GNOME (via the Mutter window manager) periodically checks if an application is responsive. The Android Emulator is a heavy resource hog; sometimes it's so busy processing frames that it misses this "heartbeat" check. When that happens, GNOME might dim the screen or show a "Wait or Force Quit" dialog. Setting this value to 0 disables that check, preventing the desktop environment from interrupting the emulator’s processes.
Execute following command to disable this:
gsettings set org.gnome.mutter check-alive-timeout 0
- Prioritizing Physical RAM (Disabling Swap)
Swap is a space on your hard drive/SSD used when your RAM is full. Because even the fastest NVMe SSD is significantly slower than RAM, "swapping" causes massive lag. Android Emulators require high-speed memory access for their virtualized RAM. By forcing the system to stay within physical RAM, you eliminate the disk-I/O bottleneck that often causes the emulator to freeze for seconds at a time.
Open fstab file:
sudo nano /etc/fstab
Comment out the line starting with /swap.img
#/sawp.img none sw 0 0
- Ensuring Hardware Virtualization
This is your diagnostic baseline. It checks if your CPU’s virtualization features (Intel VT-x or AMD-V) are enabled in the BIOS and if the KVM (Kernel-based Virtual Machine) kernel modules are loaded. Without KVM, the emulator has to use software emulation, which is exponentially slower.
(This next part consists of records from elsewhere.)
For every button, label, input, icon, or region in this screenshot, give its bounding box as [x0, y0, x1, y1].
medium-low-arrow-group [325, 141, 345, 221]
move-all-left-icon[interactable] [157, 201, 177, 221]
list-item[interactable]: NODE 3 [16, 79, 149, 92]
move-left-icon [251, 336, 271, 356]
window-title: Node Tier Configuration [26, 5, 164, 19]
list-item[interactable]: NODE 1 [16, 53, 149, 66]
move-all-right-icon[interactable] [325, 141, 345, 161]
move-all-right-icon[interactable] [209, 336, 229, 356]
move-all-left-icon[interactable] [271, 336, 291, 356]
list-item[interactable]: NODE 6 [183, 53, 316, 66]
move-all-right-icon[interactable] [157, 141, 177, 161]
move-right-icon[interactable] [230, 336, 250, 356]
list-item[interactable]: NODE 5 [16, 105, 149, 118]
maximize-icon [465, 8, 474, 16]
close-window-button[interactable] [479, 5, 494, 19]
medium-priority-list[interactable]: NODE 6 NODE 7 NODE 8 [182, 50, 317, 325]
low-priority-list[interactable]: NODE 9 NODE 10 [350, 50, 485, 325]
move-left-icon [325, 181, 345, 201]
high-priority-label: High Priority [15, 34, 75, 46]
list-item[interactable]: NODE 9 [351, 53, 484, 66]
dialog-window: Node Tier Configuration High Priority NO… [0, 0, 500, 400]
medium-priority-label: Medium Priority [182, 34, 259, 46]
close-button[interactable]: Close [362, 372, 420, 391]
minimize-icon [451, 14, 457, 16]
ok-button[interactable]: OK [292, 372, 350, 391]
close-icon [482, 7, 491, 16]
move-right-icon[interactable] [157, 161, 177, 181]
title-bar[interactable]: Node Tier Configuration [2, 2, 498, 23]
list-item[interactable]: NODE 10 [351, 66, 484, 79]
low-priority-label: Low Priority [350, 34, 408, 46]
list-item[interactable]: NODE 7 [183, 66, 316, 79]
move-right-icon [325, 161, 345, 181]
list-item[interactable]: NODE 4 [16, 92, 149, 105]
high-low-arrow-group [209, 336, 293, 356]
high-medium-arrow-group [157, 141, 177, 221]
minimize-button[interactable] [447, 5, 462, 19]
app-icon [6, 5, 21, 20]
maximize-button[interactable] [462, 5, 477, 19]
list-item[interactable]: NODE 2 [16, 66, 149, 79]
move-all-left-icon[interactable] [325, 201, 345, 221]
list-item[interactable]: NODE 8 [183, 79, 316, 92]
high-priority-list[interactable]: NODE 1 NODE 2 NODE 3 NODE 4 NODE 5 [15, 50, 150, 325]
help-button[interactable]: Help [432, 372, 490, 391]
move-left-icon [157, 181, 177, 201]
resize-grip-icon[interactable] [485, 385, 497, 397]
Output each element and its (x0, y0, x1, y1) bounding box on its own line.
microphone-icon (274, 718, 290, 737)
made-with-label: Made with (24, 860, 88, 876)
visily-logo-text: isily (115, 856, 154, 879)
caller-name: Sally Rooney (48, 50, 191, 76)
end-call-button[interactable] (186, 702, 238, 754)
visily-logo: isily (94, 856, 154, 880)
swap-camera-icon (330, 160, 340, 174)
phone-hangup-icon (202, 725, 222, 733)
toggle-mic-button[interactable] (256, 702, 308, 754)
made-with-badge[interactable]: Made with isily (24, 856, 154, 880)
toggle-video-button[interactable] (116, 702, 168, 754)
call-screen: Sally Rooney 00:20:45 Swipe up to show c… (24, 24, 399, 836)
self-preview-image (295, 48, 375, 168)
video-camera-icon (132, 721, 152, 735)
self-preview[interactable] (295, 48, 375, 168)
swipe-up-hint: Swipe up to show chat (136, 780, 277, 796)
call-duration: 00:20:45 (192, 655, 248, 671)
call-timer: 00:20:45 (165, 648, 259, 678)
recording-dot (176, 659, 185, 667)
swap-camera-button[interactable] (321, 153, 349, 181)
Running this ensures that your hardware is actually doing the heavy lifting.
Install kvm:
sudo apt update
sudo apt install -y qemu-kvm libvirt-daemon-system libvirt-clients bridge-utils cpu-checker
Check if kvm running properly:
kvm-ok
- Expanding File Watch Limits
Android Studio and the underlying build tools (like Gradle) constantly watch thousands of files for changes. Linux has a default limit on how many files a user can "watch" (inotify). When you hit this limit, the IDE and emulator can stutter or fail to sync.
The following command raises that limit to 524,288:
echo "fs.inotify.max_user_watches = 524288" | sudo tee -a /etc/sysctl.d/99-idea.conf
sudo sysctl -p --system
The second command applies that change immediately without needing a reboot.